The rich worry about new tax plans proposed by, well, anyone. When the hammer drops, will they end up having to pay more? Will the inheritance tax be beefed up due to political pressure? Will capital gains taxes be raised? Will the carried interest loophole finally be squashed?

While nobody has the answer to these questions, I tend to remind my clients that there will always be speculation. You can't plan a tax and wealth strategy based on rumors, so we'll deal with whatever blows come our way as they come.

And if [insert investment strategy or tax loophole here] changes in a way that makes it less valuable, we'll find another, better way.



What is the best way to teach my kids how to preserve wealth?

While minimizing taxes is always a concern for the rich, they also want to set their kids up for financial success. Unfortunately, this is one area where the true "rich" seem to struggle. Because they often live luxurious lifestyles, it can be difficult for them to impart important financial lessons on their children.

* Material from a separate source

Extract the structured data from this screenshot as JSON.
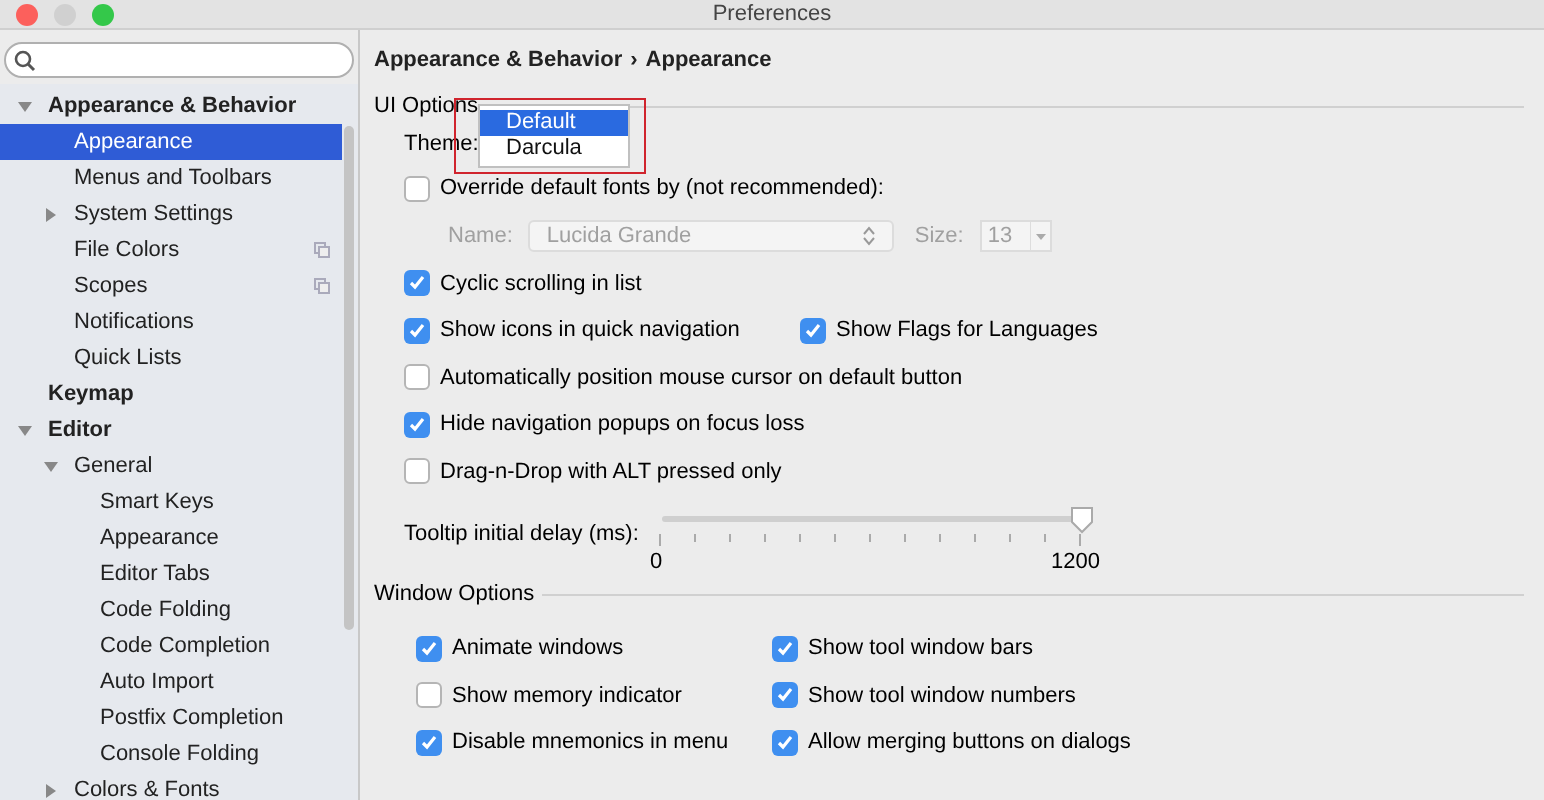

Think about it this way: A middle class (or upper middle class) family does their own grocery shopping. They can show their kids first-hand the importance of shopping sales and stretching the money they have to spend. They likely cook meals at home to save money, or shop second-hand to buy nicer clothes at a discount. And their kids grow up watching them do it.

"Rich" families, on the other hand, don't have the same daily money lessons built in. They usually have assistants to pick up groceries and prepare meals, and they wouldn't necessarily bother buying anything used to save a buck. It's not that they're not financially savvy; it's that the extra steps they need to take to save more money may not be worth it.

The daily lessons rich kids miss out on can leave them at a disadvantage, notes financial planner for dentists, Brian Hanks.

Hanks says his clients, many of who retire very wealthy, are adamant about not letting their wealth screw up their kids. He points to the book "Fortune's Children" about the Vanderbilt family. The book describes how Cornelius Vanderbilt was the world's richest person in 1877, yet less than 50 years later no Vanderbilt was counted among the world's richest.

According to Hanks, Thomas Stanley describes the modern version of this effect in his book "The Millionaire Next Door" when he points out the differences in children of millionaires who receive "economic outpatient care" and struggle, versus those who don't receive as much help and thrive.

"The answer to the question is never easy, but almost always ultimately comes back to passing on the values and priorities that helped the wealthy become that way - instead of passing on money," says Hanks.